Brexit slowdown: wages not keeping up with inflation
And despite Theresa May’s denial, Brexit is to blame.
Figures published today in the labour market report show that average regular pay (excluding bonuses) increased by 2.1% and average total pay (including bonuses) increased by 2.4%. But the report by the Office for National Statistics (ONS) said that once adjusted for inflation, average regular pay actually fell by 02% while average total pay only increased by 0.1%. This is the lowest growth rate since 2014.
Yesterday the ONS published the latest inflation figures showing a higher than expected rise to 2.7% in April. Simply put, wages are just not keeping up with price rises meaning workers have less to money to spend. This is also what the Bank of England said when it published its inflation report last week.
Since the vote to leave last year, the pound has sunk by around 17% and hasn’t recovered. This has led to rising costs for business, which has then been passed on to higher prices for consumers. In a press conference today as reported by the Guardian’s live politics blog, Theresa May denied that the Brexit vote was to blame for the slide. However, as James Ball points out in his tweet below, the evidence suggests otherwise…
May: “Sterling had started to slide since before the vote came through.”
— James Ball (@jamesrbuk) 17 May 2017
Commenting on the report, the British Chamber of Commerce (BCC) said they expected the disparity between pay and price growth to increase, which is likely to impact household spending and weaken overall economic activity.
With increases in regular pay slowing again, earnings growth is now comfortably trailing behind inflation.
If the disparity between pay and price growth continues to increase as we predict, household spending is likely to slow further, weakening overall economic activity.
Suren Thiru, British Chamber of Commerce
The BCC’s Suren Thiru also warned that whilst the report showed unemployment falling and employment levels rising, this could change as “labour market indicators often lag behind the wider economy”. He added “it remains likely that employment growth will start to soften over the near-term, as more subdued economic conditions and the rising cost of doing business in the UK stifle firms’ ability to recruit”.

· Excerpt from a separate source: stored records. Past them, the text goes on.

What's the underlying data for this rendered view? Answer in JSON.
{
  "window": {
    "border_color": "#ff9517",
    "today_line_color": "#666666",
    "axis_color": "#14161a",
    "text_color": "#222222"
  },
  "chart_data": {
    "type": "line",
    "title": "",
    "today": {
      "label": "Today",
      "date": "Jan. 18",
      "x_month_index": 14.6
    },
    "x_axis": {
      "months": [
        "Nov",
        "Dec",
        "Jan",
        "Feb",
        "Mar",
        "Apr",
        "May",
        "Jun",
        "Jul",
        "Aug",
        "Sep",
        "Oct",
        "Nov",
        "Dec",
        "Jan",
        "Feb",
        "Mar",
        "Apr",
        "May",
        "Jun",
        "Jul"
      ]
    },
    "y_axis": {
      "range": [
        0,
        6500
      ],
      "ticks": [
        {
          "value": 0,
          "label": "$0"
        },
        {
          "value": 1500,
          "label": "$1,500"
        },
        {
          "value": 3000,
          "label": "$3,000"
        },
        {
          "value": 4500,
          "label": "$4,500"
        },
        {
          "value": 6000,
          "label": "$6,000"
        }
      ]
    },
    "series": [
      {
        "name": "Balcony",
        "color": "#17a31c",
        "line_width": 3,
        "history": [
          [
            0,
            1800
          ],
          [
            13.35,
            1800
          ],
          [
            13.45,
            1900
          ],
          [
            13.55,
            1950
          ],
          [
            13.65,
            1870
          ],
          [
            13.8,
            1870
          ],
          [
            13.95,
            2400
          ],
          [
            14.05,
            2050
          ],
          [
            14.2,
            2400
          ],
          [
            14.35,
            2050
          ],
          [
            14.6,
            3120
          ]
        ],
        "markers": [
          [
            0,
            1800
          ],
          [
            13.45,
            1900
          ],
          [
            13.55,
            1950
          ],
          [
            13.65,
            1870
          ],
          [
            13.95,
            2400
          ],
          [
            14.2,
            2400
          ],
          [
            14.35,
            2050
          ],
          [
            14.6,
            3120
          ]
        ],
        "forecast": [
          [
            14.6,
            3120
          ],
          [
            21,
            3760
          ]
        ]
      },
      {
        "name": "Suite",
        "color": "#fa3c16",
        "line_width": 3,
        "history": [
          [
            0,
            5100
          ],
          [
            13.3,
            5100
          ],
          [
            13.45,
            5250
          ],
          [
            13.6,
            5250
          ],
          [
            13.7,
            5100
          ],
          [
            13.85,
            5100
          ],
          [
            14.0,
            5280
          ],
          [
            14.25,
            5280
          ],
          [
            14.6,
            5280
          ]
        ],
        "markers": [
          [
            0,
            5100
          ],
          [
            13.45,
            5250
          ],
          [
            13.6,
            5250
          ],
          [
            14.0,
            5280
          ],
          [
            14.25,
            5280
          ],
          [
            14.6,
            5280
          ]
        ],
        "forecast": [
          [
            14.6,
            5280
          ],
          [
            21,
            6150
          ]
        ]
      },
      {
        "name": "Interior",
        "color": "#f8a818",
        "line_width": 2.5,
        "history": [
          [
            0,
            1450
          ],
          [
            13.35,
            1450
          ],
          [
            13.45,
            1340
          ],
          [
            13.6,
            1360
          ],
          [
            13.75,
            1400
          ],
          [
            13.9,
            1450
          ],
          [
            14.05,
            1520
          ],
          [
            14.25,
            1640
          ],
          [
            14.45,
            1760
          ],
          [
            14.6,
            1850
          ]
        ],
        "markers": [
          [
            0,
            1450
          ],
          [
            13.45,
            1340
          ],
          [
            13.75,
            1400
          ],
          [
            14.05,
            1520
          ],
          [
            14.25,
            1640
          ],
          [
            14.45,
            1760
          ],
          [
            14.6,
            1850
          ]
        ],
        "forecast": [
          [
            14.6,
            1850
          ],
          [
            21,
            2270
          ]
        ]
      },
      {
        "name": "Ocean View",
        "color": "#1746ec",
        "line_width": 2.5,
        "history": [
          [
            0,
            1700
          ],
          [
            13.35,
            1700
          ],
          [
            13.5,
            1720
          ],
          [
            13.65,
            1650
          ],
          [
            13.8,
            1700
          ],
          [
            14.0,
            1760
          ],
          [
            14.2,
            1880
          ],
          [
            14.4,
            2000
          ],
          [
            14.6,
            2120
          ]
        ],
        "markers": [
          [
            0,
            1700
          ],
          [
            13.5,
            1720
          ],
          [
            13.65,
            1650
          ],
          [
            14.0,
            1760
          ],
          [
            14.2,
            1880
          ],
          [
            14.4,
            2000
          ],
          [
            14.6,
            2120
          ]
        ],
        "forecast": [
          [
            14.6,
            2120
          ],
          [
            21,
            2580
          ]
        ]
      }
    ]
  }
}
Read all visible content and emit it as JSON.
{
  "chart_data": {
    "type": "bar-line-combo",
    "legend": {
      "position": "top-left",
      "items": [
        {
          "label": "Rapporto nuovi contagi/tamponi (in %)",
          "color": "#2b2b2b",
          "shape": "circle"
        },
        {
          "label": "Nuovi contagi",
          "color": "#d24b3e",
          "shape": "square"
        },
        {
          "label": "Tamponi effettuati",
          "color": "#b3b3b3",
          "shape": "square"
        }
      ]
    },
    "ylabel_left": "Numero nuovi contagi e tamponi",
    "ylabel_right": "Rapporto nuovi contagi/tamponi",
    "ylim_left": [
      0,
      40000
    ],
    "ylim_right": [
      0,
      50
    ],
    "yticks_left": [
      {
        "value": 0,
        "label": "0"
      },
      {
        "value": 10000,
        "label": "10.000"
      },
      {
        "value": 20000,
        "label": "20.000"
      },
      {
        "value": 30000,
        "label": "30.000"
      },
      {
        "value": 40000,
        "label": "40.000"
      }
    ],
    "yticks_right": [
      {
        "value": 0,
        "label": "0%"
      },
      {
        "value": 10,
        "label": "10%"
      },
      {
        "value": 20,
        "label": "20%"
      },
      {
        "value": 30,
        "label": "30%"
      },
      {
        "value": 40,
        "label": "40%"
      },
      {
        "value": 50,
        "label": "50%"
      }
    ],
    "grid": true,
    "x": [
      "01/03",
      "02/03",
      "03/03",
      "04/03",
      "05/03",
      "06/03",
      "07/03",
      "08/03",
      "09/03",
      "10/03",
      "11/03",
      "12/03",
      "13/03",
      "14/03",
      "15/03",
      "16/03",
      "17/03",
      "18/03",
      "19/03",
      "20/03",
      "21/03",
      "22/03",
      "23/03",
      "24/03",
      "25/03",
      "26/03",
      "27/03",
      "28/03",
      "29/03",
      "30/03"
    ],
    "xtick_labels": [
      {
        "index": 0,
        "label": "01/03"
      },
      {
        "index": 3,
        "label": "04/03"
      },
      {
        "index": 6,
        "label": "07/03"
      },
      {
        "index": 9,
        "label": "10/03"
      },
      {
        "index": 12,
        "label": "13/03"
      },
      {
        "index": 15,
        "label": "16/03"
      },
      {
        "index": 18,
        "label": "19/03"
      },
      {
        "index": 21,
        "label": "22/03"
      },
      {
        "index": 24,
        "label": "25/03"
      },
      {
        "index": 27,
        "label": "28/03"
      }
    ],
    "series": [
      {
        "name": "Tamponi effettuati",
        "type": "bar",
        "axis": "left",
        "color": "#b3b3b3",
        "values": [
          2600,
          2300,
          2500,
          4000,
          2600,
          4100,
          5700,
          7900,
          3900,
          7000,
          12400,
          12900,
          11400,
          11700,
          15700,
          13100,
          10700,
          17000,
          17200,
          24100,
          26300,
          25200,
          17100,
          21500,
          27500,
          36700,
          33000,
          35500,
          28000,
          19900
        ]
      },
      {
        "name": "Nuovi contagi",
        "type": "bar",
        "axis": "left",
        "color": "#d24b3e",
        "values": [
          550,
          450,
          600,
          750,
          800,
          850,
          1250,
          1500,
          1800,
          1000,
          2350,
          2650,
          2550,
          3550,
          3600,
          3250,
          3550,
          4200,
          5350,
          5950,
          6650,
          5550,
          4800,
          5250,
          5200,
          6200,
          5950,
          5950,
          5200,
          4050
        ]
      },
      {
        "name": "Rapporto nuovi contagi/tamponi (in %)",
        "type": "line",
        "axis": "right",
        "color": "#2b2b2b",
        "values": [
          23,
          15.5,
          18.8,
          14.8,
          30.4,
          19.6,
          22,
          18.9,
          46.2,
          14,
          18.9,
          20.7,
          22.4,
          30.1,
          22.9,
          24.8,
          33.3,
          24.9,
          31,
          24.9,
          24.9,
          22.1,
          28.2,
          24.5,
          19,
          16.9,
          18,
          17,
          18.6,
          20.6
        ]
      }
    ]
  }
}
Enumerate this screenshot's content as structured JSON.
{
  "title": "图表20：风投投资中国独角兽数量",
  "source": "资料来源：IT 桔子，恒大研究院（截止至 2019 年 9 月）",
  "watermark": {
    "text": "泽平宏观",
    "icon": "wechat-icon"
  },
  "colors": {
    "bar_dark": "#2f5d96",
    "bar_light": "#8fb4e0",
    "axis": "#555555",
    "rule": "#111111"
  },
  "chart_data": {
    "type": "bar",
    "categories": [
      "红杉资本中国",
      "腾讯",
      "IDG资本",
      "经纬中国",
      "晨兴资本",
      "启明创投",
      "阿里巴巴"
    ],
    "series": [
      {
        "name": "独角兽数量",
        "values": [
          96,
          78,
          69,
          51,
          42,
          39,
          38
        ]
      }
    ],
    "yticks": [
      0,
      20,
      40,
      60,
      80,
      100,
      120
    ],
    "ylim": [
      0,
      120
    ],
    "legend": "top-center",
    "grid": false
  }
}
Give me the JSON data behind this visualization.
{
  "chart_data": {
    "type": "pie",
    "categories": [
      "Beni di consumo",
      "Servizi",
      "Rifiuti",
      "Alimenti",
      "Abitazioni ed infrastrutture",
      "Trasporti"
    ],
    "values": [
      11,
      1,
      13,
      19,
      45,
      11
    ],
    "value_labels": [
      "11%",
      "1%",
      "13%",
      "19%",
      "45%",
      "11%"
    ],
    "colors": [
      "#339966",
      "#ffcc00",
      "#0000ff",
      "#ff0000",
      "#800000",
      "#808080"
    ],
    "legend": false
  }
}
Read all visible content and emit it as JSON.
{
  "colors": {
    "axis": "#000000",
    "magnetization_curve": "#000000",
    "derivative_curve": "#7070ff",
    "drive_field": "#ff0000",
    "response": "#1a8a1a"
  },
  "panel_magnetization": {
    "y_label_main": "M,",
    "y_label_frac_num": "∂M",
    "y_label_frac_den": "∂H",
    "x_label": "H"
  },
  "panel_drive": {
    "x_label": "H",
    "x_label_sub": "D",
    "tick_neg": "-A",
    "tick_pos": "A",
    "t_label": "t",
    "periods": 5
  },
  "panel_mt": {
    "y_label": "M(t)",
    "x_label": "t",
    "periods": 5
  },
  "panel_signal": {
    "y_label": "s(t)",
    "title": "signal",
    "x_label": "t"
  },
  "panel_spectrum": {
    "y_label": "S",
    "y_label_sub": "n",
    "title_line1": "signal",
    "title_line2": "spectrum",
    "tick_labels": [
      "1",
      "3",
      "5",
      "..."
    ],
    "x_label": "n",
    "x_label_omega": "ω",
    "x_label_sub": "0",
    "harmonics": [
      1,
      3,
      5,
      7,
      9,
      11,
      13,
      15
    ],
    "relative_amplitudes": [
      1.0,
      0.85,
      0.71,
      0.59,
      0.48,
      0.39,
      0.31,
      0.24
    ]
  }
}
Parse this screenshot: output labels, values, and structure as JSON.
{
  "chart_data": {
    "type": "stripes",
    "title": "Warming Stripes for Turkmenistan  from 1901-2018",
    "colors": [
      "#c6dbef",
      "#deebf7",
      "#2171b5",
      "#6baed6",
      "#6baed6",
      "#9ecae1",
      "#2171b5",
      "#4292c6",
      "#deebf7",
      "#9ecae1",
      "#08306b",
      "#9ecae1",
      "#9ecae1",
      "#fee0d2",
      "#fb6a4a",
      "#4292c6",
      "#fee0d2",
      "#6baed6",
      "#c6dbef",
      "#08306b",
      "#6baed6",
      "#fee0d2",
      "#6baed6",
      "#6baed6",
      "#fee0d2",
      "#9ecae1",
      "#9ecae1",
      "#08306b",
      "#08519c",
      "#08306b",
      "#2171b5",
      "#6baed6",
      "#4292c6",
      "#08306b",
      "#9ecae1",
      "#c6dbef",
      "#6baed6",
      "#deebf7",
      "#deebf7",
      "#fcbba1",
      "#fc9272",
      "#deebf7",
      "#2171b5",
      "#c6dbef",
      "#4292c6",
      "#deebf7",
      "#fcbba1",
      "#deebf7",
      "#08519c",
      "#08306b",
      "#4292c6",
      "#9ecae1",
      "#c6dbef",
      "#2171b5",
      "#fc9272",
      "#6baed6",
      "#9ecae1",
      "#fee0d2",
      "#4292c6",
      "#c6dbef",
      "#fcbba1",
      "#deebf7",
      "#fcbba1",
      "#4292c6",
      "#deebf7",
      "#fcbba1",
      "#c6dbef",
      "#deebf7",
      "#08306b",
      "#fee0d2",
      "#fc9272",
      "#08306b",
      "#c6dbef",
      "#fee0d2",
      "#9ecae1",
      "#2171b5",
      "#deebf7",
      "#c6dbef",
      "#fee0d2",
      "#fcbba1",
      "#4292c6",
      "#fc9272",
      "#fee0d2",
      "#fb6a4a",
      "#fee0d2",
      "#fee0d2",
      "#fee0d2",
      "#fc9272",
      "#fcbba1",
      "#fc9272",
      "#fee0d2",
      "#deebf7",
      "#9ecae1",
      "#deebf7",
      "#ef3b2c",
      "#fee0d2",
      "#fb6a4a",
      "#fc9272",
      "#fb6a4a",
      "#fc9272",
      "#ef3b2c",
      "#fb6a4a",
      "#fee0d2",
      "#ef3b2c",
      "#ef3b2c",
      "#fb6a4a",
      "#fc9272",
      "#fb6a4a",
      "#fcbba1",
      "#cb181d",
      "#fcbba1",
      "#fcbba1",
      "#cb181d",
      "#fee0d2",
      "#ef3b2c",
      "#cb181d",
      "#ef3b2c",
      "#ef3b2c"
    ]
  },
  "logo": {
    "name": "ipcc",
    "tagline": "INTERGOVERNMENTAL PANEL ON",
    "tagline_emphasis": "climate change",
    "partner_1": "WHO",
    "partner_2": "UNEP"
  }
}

It’s a stark warning to politicians campaigning to restrict immigration and a reminder that if businesses are struggling to recruit, this could impact the UK’s reputation as a good place to do business.
Thiru called on the next government to “do more to close the skills gap” as well as deliver “a future immigration regime based on economic need, rather than an arbitrary migration target”. He said “this will help firms compete on a the global stage, boosting UK productivity and growth”.
We’re still waiting for Theresa May’s manifesto but she’s expected to re-commit to reducing net migration to the “tens of thousands”, despite having consistently failed to do so over the past seven years. And despite the damage to the economy that actually meeting the target would do.